Is it so simple? Am I over complicating my longings? What if in saying what I want I realize that what I want doesn’t sound very spiritual? What if that’s where my vulnerability leads me. If I’m honest and if I dare to speak the obvious I might not come off as profound as the blind man sitting by the side of the road.
And honestly it’s hard to imagine Jesus taking the time, stopping, and actually asking me, “What do you want Robynn? What can I do for you?”
I want healing. I want rest. I want to forgive. Those sound noble and they are all true. I want a new sense of purpose. I want a guarantee that I won’t disappear in this large house with this new living arrangement. Those don’t sound quite so valiant.
But what if I also want a nap? What if I want a night out with a friend and an Amaretto Sour?
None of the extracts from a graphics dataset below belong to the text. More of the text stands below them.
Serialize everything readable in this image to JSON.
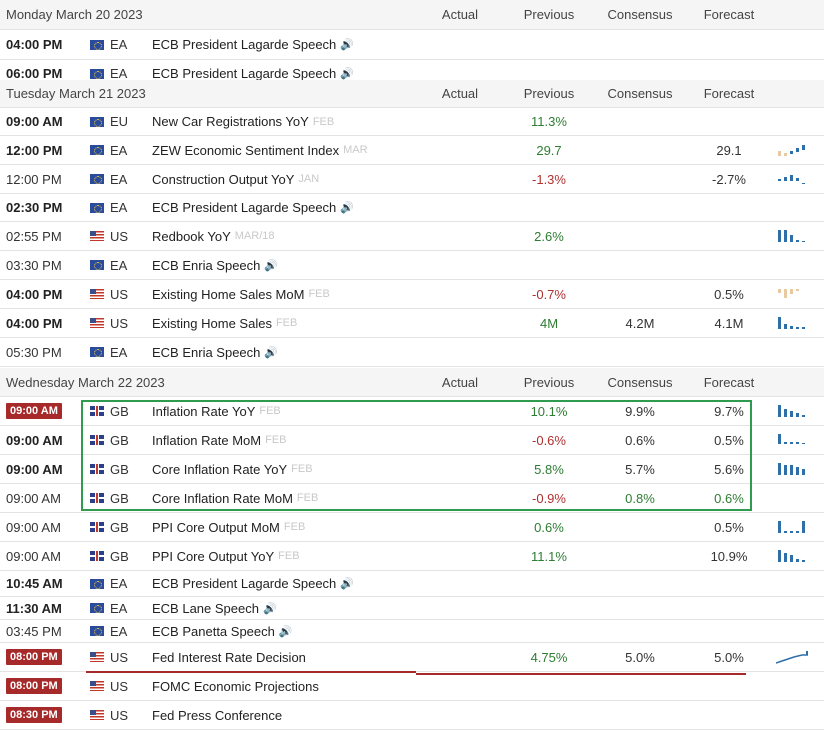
{
  "columns": {
    "actual": "Actual",
    "previous": "Previous",
    "consensus": "Consensus",
    "forecast": "Forecast"
  },
  "days": [
    {
      "date": "Monday March 20 2023",
      "events": [
        {
          "time": "04:00 PM",
          "time_style": "bold",
          "flag": "eu",
          "country": "EA",
          "event": "ECB President Lagarde Speech",
          "ref": "",
          "speech": true,
          "actual": "",
          "previous": "",
          "previous_tone": "neu",
          "consensus": "",
          "forecast": "",
          "spark": ""
        },
        {
          "time": "06:00 PM",
          "time_style": "bold",
          "flag": "eu",
          "country": "EA",
          "event": "ECB President Lagarde Speech",
          "ref": "",
          "speech": true,
          "actual": "",
          "previous": "",
          "previous_tone": "neu",
          "consensus": "",
          "forecast": "",
          "spark": ""
        }
      ]
    },
    {
      "date": "Tuesday March 21 2023",
      "events": [
        {
          "time": "09:00 AM",
          "time_style": "bold",
          "flag": "eu",
          "country": "EU",
          "event": "New Car Registrations YoY",
          "ref": "FEB",
          "speech": false,
          "actual": "",
          "previous": "11.3%",
          "previous_tone": "pos",
          "consensus": "",
          "forecast": "",
          "spark": ""
        },
        {
          "time": "12:00 PM",
          "time_style": "bold",
          "flag": "eu",
          "country": "EA",
          "event": "ZEW Economic Sentiment Index",
          "ref": "MAR",
          "speech": false,
          "actual": "",
          "previous": "29.7",
          "previous_tone": "pos",
          "consensus": "",
          "forecast": "29.1",
          "spark": "zew"
        },
        {
          "time": "12:00 PM",
          "time_style": "normal",
          "flag": "eu",
          "country": "EA",
          "event": "Construction Output YoY",
          "ref": "JAN",
          "speech": false,
          "actual": "",
          "previous": "-1.3%",
          "previous_tone": "neg",
          "consensus": "",
          "forecast": "-2.7%",
          "spark": "constr"
        },
        {
          "time": "02:30 PM",
          "time_style": "bold",
          "flag": "eu",
          "country": "EA",
          "event": "ECB President Lagarde Speech",
          "ref": "",
          "speech": true,
          "actual": "",
          "previous": "",
          "previous_tone": "neu",
          "consensus": "",
          "forecast": "",
          "spark": ""
        },
        {
          "time": "02:55 PM",
          "time_style": "normal",
          "flag": "us",
          "country": "US",
          "event": "Redbook YoY",
          "ref": "MAR/18",
          "speech": false,
          "actual": "",
          "previous": "2.6%",
          "previous_tone": "pos",
          "consensus": "",
          "forecast": "",
          "spark": "redbook"
        },
        {
          "time": "03:30 PM",
          "time_style": "normal",
          "flag": "eu",
          "country": "EA",
          "event": "ECB Enria Speech",
          "ref": "",
          "speech": true,
          "actual": "",
          "previous": "",
          "previous_tone": "neu",
          "consensus": "",
          "forecast": "",
          "spark": ""
        },
        {
          "time": "04:00 PM",
          "time_style": "bold",
          "flag": "us",
          "country": "US",
          "event": "Existing Home Sales MoM",
          "ref": "FEB",
          "speech": false,
          "actual": "",
          "previous": "-0.7%",
          "previous_tone": "neg",
          "consensus": "",
          "forecast": "0.5%",
          "spark": "ehsmom"
        },
        {
          "time": "04:00 PM",
          "time_style": "bold",
          "flag": "us",
          "country": "US",
          "event": "Existing Home Sales",
          "ref": "FEB",
          "speech": false,
          "actual": "",
          "previous": "4M",
          "previous_tone": "pos",
          "consensus": "4.2M",
          "forecast": "4.1M",
          "spark": "ehs"
        },
        {
          "time": "05:30 PM",
          "time_style": "normal",
          "flag": "eu",
          "country": "EA",
          "event": "ECB Enria Speech",
          "ref": "",
          "speech": true,
          "actual": "",
          "previous": "",
          "previous_tone": "neu",
          "consensus": "",
          "forecast": "",
          "spark": ""
        }
      ]
    },
    {
      "date": "Wednesday March 22 2023",
      "events": [
        {
          "time": "09:00 AM",
          "time_style": "badge",
          "flag": "gb",
          "country": "GB",
          "event": "Inflation Rate YoY",
          "ref": "FEB",
          "speech": false,
          "actual": "",
          "previous": "10.1%",
          "previous_tone": "pos",
          "consensus": "9.9%",
          "forecast": "9.7%",
          "spark": "infyoy"
        },
        {
          "time": "09:00 AM",
          "time_style": "bold",
          "flag": "gb",
          "country": "GB",
          "event": "Inflation Rate MoM",
          "ref": "FEB",
          "speech": false,
          "actual": "",
          "previous": "-0.6%",
          "previous_tone": "neg",
          "consensus": "0.6%",
          "forecast": "0.5%",
          "spark": "infmom"
        },
        {
          "time": "09:00 AM",
          "time_style": "bold",
          "flag": "gb",
          "country": "GB",
          "event": "Core Inflation Rate YoY",
          "ref": "FEB",
          "speech": false,
          "actual": "",
          "previous": "5.8%",
          "previous_tone": "pos",
          "consensus": "5.7%",
          "forecast": "5.6%",
          "spark": "coreyoy"
        },
        {
          "time": "09:00 AM",
          "time_style": "normal",
          "flag": "gb",
          "country": "GB",
          "event": "Core Inflation Rate MoM",
          "ref": "FEB",
          "speech": false,
          "actual": "",
          "previous": "-0.9%",
          "previous_tone": "neg",
          "consensus": "0.8%",
          "forecast": "0.6%",
          "spark": "",
          "consensus_tone": "pos",
          "forecast_tone": "pos"
        },
        {
          "time": "09:00 AM",
          "time_style": "normal",
          "flag": "gb",
          "country": "GB",
          "event": "PPI Core Output MoM",
          "ref": "FEB",
          "speech": false,
          "actual": "",
          "previous": "0.6%",
          "previous_tone": "pos",
          "consensus": "",
          "forecast": "0.5%",
          "spark": "ppimom"
        },
        {
          "time": "09:00 AM",
          "time_style": "normal",
          "flag": "gb",
          "country": "GB",
          "event": "PPI Core Output YoY",
          "ref": "FEB",
          "speech": false,
          "actual": "",
          "previous": "11.1%",
          "previous_tone": "pos",
          "consensus": "",
          "forecast": "10.9%",
          "spark": "ppiyoy"
        },
        {
          "time": "10:45 AM",
          "time_style": "bold",
          "flag": "eu",
          "country": "EA",
          "event": "ECB President Lagarde Speech",
          "ref": "",
          "speech": true,
          "actual": "",
          "previous": "",
          "previous_tone": "neu",
          "consensus": "",
          "forecast": "",
          "spark": ""
        },
        {
          "time": "11:30 AM",
          "time_style": "bold",
          "flag": "eu",
          "country": "EA",
          "event": "ECB Lane Speech",
          "ref": "",
          "speech": true,
          "actual": "",
          "previous": "",
          "previous_tone": "neu",
          "consensus": "",
          "forecast": "",
          "spark": ""
        },
        {
          "time": "03:45 PM",
          "time_style": "normal",
          "flag": "eu",
          "country": "EA",
          "event": "ECB Panetta Speech",
          "ref": "",
          "speech": true,
          "actual": "",
          "previous": "",
          "previous_tone": "neu",
          "consensus": "",
          "forecast": "",
          "spark": ""
        },
        {
          "time": "08:00 PM",
          "time_style": "badge",
          "flag": "us",
          "country": "US",
          "event": "Fed Interest Rate Decision",
          "ref": "",
          "speech": false,
          "actual": "",
          "previous": "4.75%",
          "previous_tone": "pos",
          "consensus": "5.0%",
          "forecast": "5.0%",
          "spark": "fed"
        },
        {
          "time": "08:00 PM",
          "time_style": "badge",
          "flag": "us",
          "country": "US",
          "event": "FOMC Economic Projections",
          "ref": "",
          "speech": false,
          "actual": "",
          "previous": "",
          "previous_tone": "neu",
          "consensus": "",
          "forecast": "",
          "spark": ""
        },
        {
          "time": "08:30 PM",
          "time_style": "badge",
          "flag": "us",
          "country": "US",
          "event": "Fed Press Conference",
          "ref": "",
          "speech": false,
          "actual": "",
          "previous": "",
          "previous_tone": "neu",
          "consensus": "",
          "forecast": "",
          "spark": ""
        }
      ]
    }
  ],
  "colors": {
    "positive": "#2e7d32",
    "negative": "#b03030",
    "badge": "#a62a2a",
    "highlight_box": "#2e9b4f",
    "spark_blue": "#2f6fa8",
    "spark_tan": "#e8c9a0"
  },
  "icons": {
    "speech": "speaker-icon",
    "flag_eu": "eu-flag-icon",
    "flag_us": "us-flag-icon",
    "flag_gb": "gb-flag-icon"
  }
}
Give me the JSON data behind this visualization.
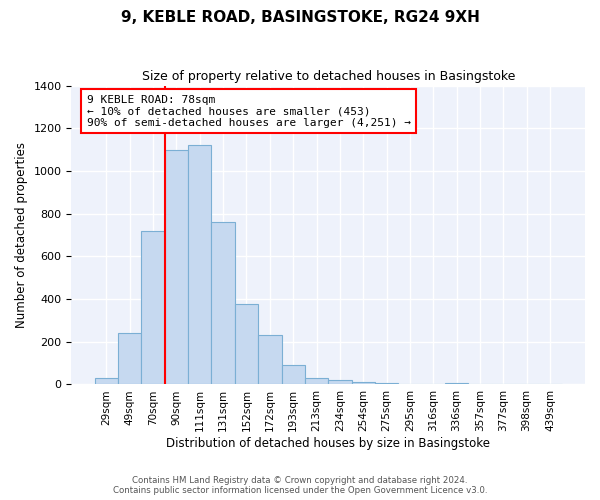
{
  "title1": "9, KEBLE ROAD, BASINGSTOKE, RG24 9XH",
  "title2": "Size of property relative to detached houses in Basingstoke",
  "xlabel": "Distribution of detached houses by size in Basingstoke",
  "ylabel": "Number of detached properties",
  "bar_labels": [
    "29sqm",
    "49sqm",
    "70sqm",
    "90sqm",
    "111sqm",
    "131sqm",
    "152sqm",
    "172sqm",
    "193sqm",
    "213sqm",
    "234sqm",
    "254sqm",
    "275sqm",
    "295sqm",
    "316sqm",
    "336sqm",
    "357sqm",
    "377sqm",
    "398sqm",
    "439sqm"
  ],
  "bar_values": [
    30,
    240,
    720,
    1100,
    1120,
    760,
    375,
    230,
    90,
    30,
    20,
    10,
    5,
    0,
    0,
    5,
    0,
    0,
    0,
    0
  ],
  "bar_color": "#c6d9f0",
  "bar_edge_color": "#7bafd4",
  "vline_color": "red",
  "annotation_line1": "9 KEBLE ROAD: 78sqm",
  "annotation_line2": "← 10% of detached houses are smaller (453)",
  "annotation_line3": "90% of semi-detached houses are larger (4,251) →",
  "annotation_box_color": "white",
  "annotation_box_edge": "red",
  "ylim": [
    0,
    1400
  ],
  "yticks": [
    0,
    200,
    400,
    600,
    800,
    1000,
    1200,
    1400
  ],
  "footer1": "Contains HM Land Registry data © Crown copyright and database right 2024.",
  "footer2": "Contains public sector information licensed under the Open Government Licence v3.0.",
  "bg_color": "#eef2fb",
  "grid_color": "#ffffff",
  "vline_x_idx": 2.5
}
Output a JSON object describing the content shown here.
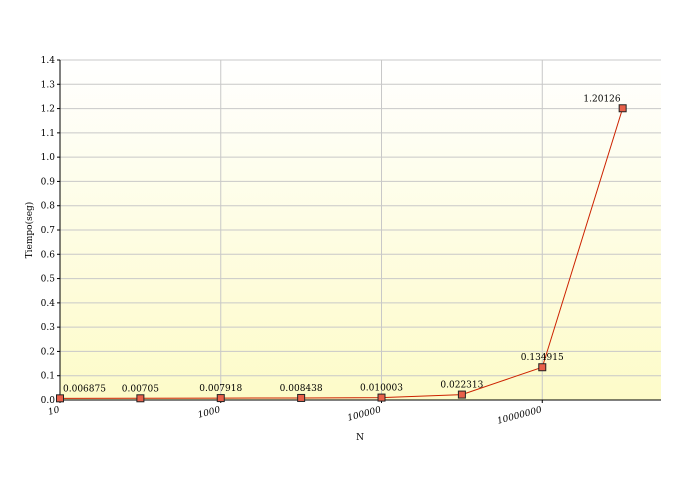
{
  "chart_data": {
    "type": "line",
    "title": "",
    "xlabel": "N",
    "ylabel": "Tiempo(seg)",
    "x_scale": "log",
    "xlim": [
      10,
      300000000
    ],
    "ylim": [
      0,
      1.4
    ],
    "y_ticks": [
      "0.0",
      "0.1",
      "0.2",
      "0.3",
      "0.4",
      "0.5",
      "0.6",
      "0.7",
      "0.8",
      "0.9",
      "1.0",
      "1.1",
      "1.2",
      "1.3",
      "1.4"
    ],
    "x_ticks": [
      {
        "value": 10,
        "label": "10"
      },
      {
        "value": 1000,
        "label": "1000"
      },
      {
        "value": 100000,
        "label": "100000"
      },
      {
        "value": 10000000,
        "label": "10000000"
      }
    ],
    "grid": true,
    "series": [
      {
        "color": "#cc2200",
        "marker_color": "#e8604a",
        "points": [
          {
            "x": 10,
            "y": 0.006875,
            "label": "0.006875"
          },
          {
            "x": 100,
            "y": 0.00705,
            "label": "0.00705"
          },
          {
            "x": 1000,
            "y": 0.007918,
            "label": "0.007918"
          },
          {
            "x": 10000,
            "y": 0.008438,
            "label": "0.008438"
          },
          {
            "x": 100000,
            "y": 0.010003,
            "label": "0.010003"
          },
          {
            "x": 1000000,
            "y": 0.022313,
            "label": "0.022313"
          },
          {
            "x": 10000000,
            "y": 0.134915,
            "label": "0.134915"
          },
          {
            "x": 100000000,
            "y": 1.20126,
            "label": "1.20126"
          }
        ]
      }
    ]
  }
}
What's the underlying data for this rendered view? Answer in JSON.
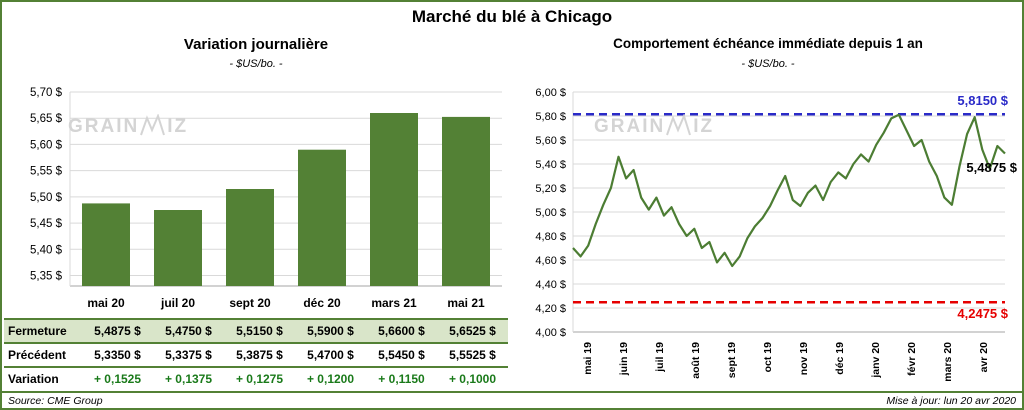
{
  "header": {
    "title": "Marché du blé à Chicago"
  },
  "footer": {
    "source": "Source: CME Group",
    "updated": "Mise à jour: lun 20 avr 2020"
  },
  "watermark": {
    "left": "GRAIN",
    "right": "IZ"
  },
  "colors": {
    "green": "#538135",
    "row_highlight": "#d9e5c9",
    "variation_text": "#1a7a1a",
    "gridline": "#d9d9d9",
    "axis": "#a6a6a6",
    "blue": "#2a2ac8",
    "red": "#e60000"
  },
  "chart_data": [
    {
      "type": "bar",
      "title": "Variation journalière",
      "subtitle": "- $US/bo. -",
      "categories": [
        "mai 20",
        "juil 20",
        "sept 20",
        "déc 20",
        "mars 21",
        "mai 21"
      ],
      "values": [
        5.4875,
        5.475,
        5.515,
        5.59,
        5.66,
        5.6525
      ],
      "ylim": [
        5.33,
        5.7
      ],
      "yticks": [
        5.7,
        5.65,
        5.6,
        5.55,
        5.5,
        5.45,
        5.4,
        5.35
      ],
      "bar_color": "#538135",
      "grid": true,
      "table": {
        "rows": [
          {
            "label": "Fermeture",
            "values": [
              "5,4875  $",
              "5,4750  $",
              "5,5150  $",
              "5,5900  $",
              "5,6600  $",
              "5,6525  $"
            ]
          },
          {
            "label": "Précédent",
            "values": [
              "5,3350  $",
              "5,3375  $",
              "5,3875  $",
              "5,4700  $",
              "5,5450  $",
              "5,5525  $"
            ]
          },
          {
            "label": "Variation",
            "values": [
              "+ 0,1525",
              "+ 0,1375",
              "+ 0,1275",
              "+ 0,1200",
              "+ 0,1150",
              "+ 0,1000"
            ]
          }
        ]
      }
    },
    {
      "type": "line",
      "title": "Comportement échéance immédiate depuis 1 an",
      "subtitle": "- $US/bo. -",
      "x_labels": [
        "mai 19",
        "juin 19",
        "juil 19",
        "août 19",
        "sept 19",
        "oct 19",
        "nov 19",
        "déc 19",
        "janv 20",
        "févr 20",
        "mars 20",
        "avr 20"
      ],
      "values": [
        4.7,
        4.63,
        4.72,
        4.9,
        5.06,
        5.2,
        5.46,
        5.28,
        5.35,
        5.12,
        5.02,
        5.12,
        4.97,
        5.04,
        4.9,
        4.8,
        4.86,
        4.7,
        4.75,
        4.58,
        4.66,
        4.55,
        4.63,
        4.78,
        4.88,
        4.95,
        5.05,
        5.18,
        5.3,
        5.1,
        5.05,
        5.16,
        5.22,
        5.1,
        5.25,
        5.33,
        5.28,
        5.4,
        5.48,
        5.42,
        5.56,
        5.66,
        5.78,
        5.81,
        5.68,
        5.55,
        5.6,
        5.42,
        5.3,
        5.12,
        5.06,
        5.38,
        5.65,
        5.79,
        5.52,
        5.36,
        5.55,
        5.4875
      ],
      "ylim": [
        4.0,
        6.0
      ],
      "ytick_step": 0.2,
      "line_color": "#4c7d33",
      "grid": true,
      "legend": "none",
      "annotations": [
        {
          "label": "5,8150 $",
          "value": 5.815,
          "color": "#2a2ac8",
          "style": "dashed"
        },
        {
          "label": "5,4875 $",
          "value": 5.4875,
          "color": "#000000",
          "style": "none"
        },
        {
          "label": "4,2475 $",
          "value": 4.2475,
          "color": "#e60000",
          "style": "dashed"
        }
      ]
    }
  ]
}
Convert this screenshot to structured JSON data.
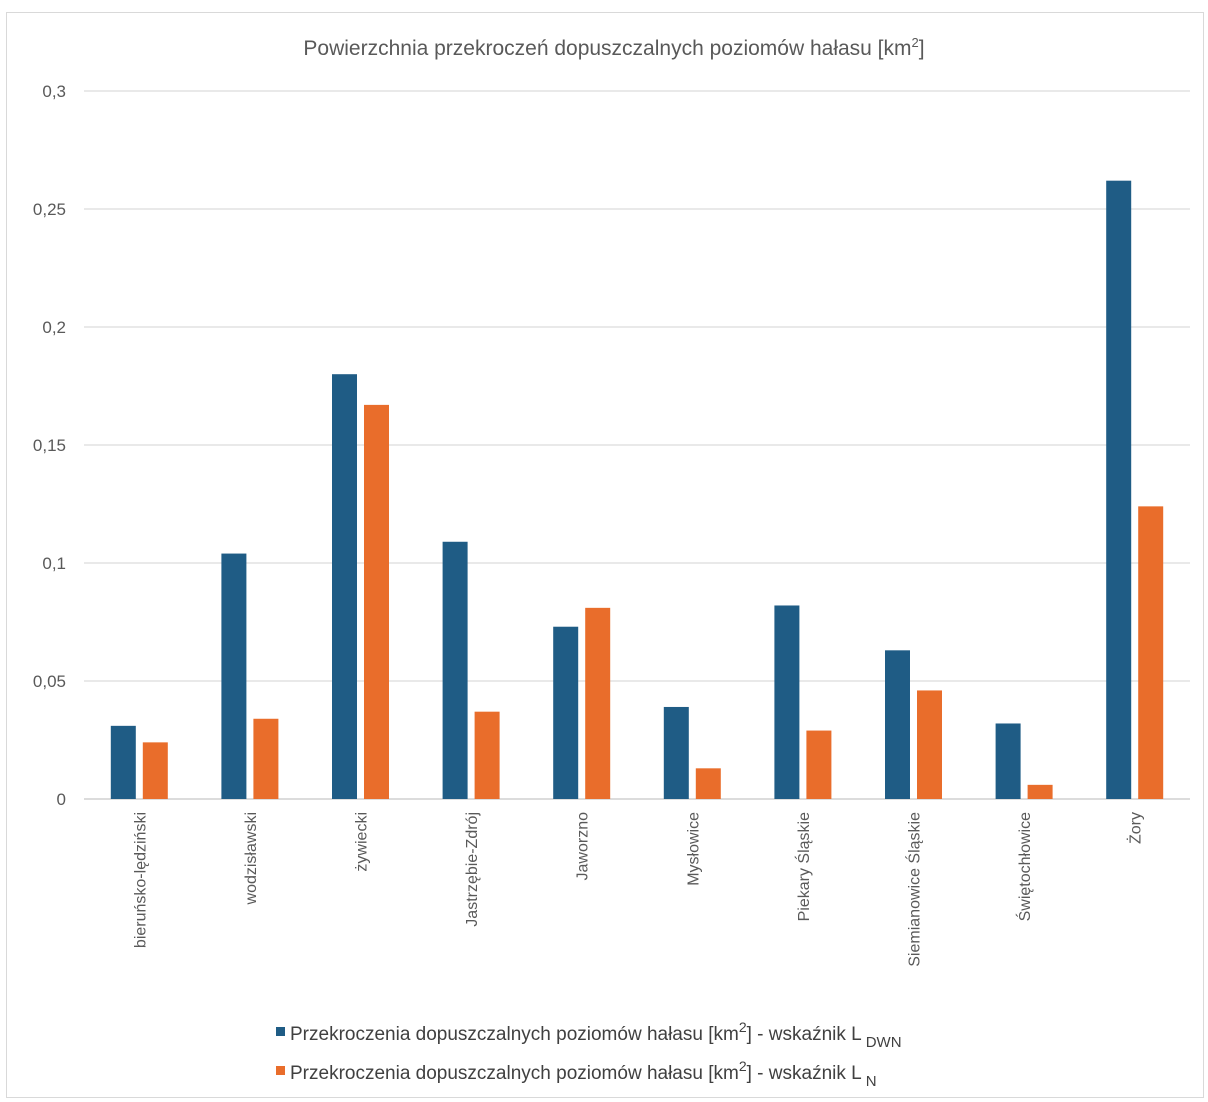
{
  "chart_data": {
    "type": "bar",
    "title": "Powierzchnia przekroczeń dopuszczalnych poziomów hałasu [km",
    "title_sup": "2",
    "title_end": "]",
    "categories": [
      "bieruńsko-lędziński",
      "wodzisławski",
      "żywiecki",
      "Jastrzębie-Zdrój",
      "Jaworzno",
      "Mysłowice",
      "Piekary Śląskie",
      "Siemianowice Śląskie",
      "Świętochłowice",
      "Żory"
    ],
    "series": [
      {
        "legend_pre": "Przekroczenia dopuszczalnych poziomów hałasu [km",
        "legend_sup": "2",
        "legend_post": "] - wskaźnik L",
        "legend_sub": "DWN",
        "color": "#1f5c85",
        "values": [
          0.031,
          0.104,
          0.18,
          0.109,
          0.073,
          0.039,
          0.082,
          0.063,
          0.032,
          0.262
        ]
      },
      {
        "legend_pre": "Przekroczenia dopuszczalnych poziomów hałasu [km",
        "legend_sup": "2",
        "legend_post": "] - wskaźnik L",
        "legend_sub": "N",
        "color": "#e96d2b",
        "values": [
          0.024,
          0.034,
          0.167,
          0.037,
          0.081,
          0.013,
          0.029,
          0.046,
          0.006,
          0.124
        ]
      }
    ],
    "y_ticks": [
      "0",
      "0,05",
      "0,1",
      "0,15",
      "0,2",
      "0,25",
      "0,3"
    ],
    "ylim": [
      0,
      0.3
    ],
    "grid": true,
    "legend_position": "bottom"
  }
}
Barton says to be patient. She says, You may need to sit with the question and your response for quite some time before you have fully gotten in touch with your heart’s desire or have fully expressed it. Give this question and its answer all the time it needs.
What do you want? What do you long for? When you stop for a bit and listen what is your heart crying out for? Maybe no one’s asked you in a very long time. Maybe no one has taken the time to look you in the eye and inquire after you. How are you? What do you want? Jesus has stopped, and he turns around, and he’s seeking you out, looking you in the eye, he’s asking, “What do YOU want? What can I do for YOU?”
In the meantime I’m auditioning for the blind man’s part. You could try out for it too if you like. These are open try outs. We can run lines together. We can take turns practicing Bartimaeus’ lines, “Have mercy on me.” It’s not a hard line to memorize. I’ll keep reciting it until my hankerings surface, until I have better sense of what my longings really are. Somehow, I think, if we both try out for it, we might just both get the part!
And then at the point when He stops and asks, when he stops and sees me and I dare to make eye contact….hopefully, maybe, I’ll happen upon my longings reflected back to me.
So I’ll ask again – What do you want? What do you long for? When you stop for a bit and listen what is your heart crying out for?